Surtout qu’il y a une gamme de filtres aujourd’hui très discrets...

YC : En général, je filtre un peu pour les gros plans de visages. Claire n’aime pas ça. On ne peut pas transformer le visage du comédien, on ne peut pas le trahir, d’une certaine manière. C’est la même chose à l’étalonnage : si un plan n’est pas beau, il ne faut pas essayer de le bidouiller à l’étalonnage, il n’est pas beau, il n’est pas beau.

C’était la première fois qu’Isabelle Huppert travaillait avec Claire Denis ?

YC : Elles avaient un désir commun de travailler ensemble. Claire a écrit avec Marie Ndiaye. Marie Ndiaye a fait des pré-repérages en Afrique avec Claire pour sentir et voir des plantations de café tenues par des Blancs.
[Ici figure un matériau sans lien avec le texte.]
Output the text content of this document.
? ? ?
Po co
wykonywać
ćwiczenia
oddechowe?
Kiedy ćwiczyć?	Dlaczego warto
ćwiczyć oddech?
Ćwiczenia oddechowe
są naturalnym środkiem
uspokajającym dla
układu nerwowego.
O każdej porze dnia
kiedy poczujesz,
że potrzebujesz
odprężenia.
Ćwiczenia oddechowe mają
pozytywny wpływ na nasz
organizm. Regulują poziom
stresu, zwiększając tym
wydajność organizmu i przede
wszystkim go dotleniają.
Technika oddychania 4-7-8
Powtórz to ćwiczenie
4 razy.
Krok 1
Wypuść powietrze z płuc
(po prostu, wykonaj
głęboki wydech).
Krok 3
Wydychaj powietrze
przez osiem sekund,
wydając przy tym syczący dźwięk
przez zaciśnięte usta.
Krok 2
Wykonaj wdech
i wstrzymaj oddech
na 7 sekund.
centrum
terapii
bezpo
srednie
Le scénario est très beau.

Justement, Isabelle, connaissant Claire, savait que son image allait être mise en danger...

YC : Il nous est arrivé une chose assez étonnante sur ce film, tout notre matériel, excepté le matériel caméra qui est venu avec nous en avion, machinerie, lumière, maquillage, régie, tout ça est venu par bateau et a été bloqué au port de Douala pendant trois semaines. Du coup la production a voulu décaler le tournage.


Claire, pour des raisons de saisons, ne voulait pas et on a décidé de commencer à tourner. Claire en a parlé avec Isabelle, qui était d’accord. Donc on a arrangé le plan de travail, en commençant par des extérieurs plutôt que des nuits, bien évidemment. On a fabriqué des réflecteurs, avec les draps de nos chambres, sur des cadres en bois ! Ça a donné un vrai tempo au film. Quand le matériel est arrivé, on n’a jamais employé de travelling, on n’a employé de la lumière en extérieur qu’à de très rares occasions, et comme on était très légers, on a fait les nuits de manière très légère aussi. On a fonctionné comme ça et ça a très bien marché. Isabelle a vite compris que Claire ne la trahirait pas. Dans le film, il y a deux ou trois moments où la lumière n’est vraiment pas bien sur Isabelle, des choses que Claire n’a pas pu supprimer au montage, mais elle a fait très attention à ça.

J’ai beaucoup d’admiration pour Isabelle Huppert. Claire lui a demandé des choses étonnantes, Isabelle lui a toujours fait confiance et, par rapport à moi, elle a été fantastique. Elle a senti que mon implication auprès de Claire était totale et que donc moi aussi, je me souciais de son image et que nous faisions tout pour rendre sa force et sa détermination, ce qui est un des sujets du film.

Vous choisissiez des horaires souples ?

YC : C’est compliqué, parce qu’au Cameroun, pour tourner dans les bonnes lumières, il faudrait tourner de 8 à 10 heures et de 16 à 18 heures !

N’ayant pas vu les films, on a cette naïveté de poser des questions, mais peut-être qu’après les avoir découverts, on reviendra sur ton travail. Merci Yves.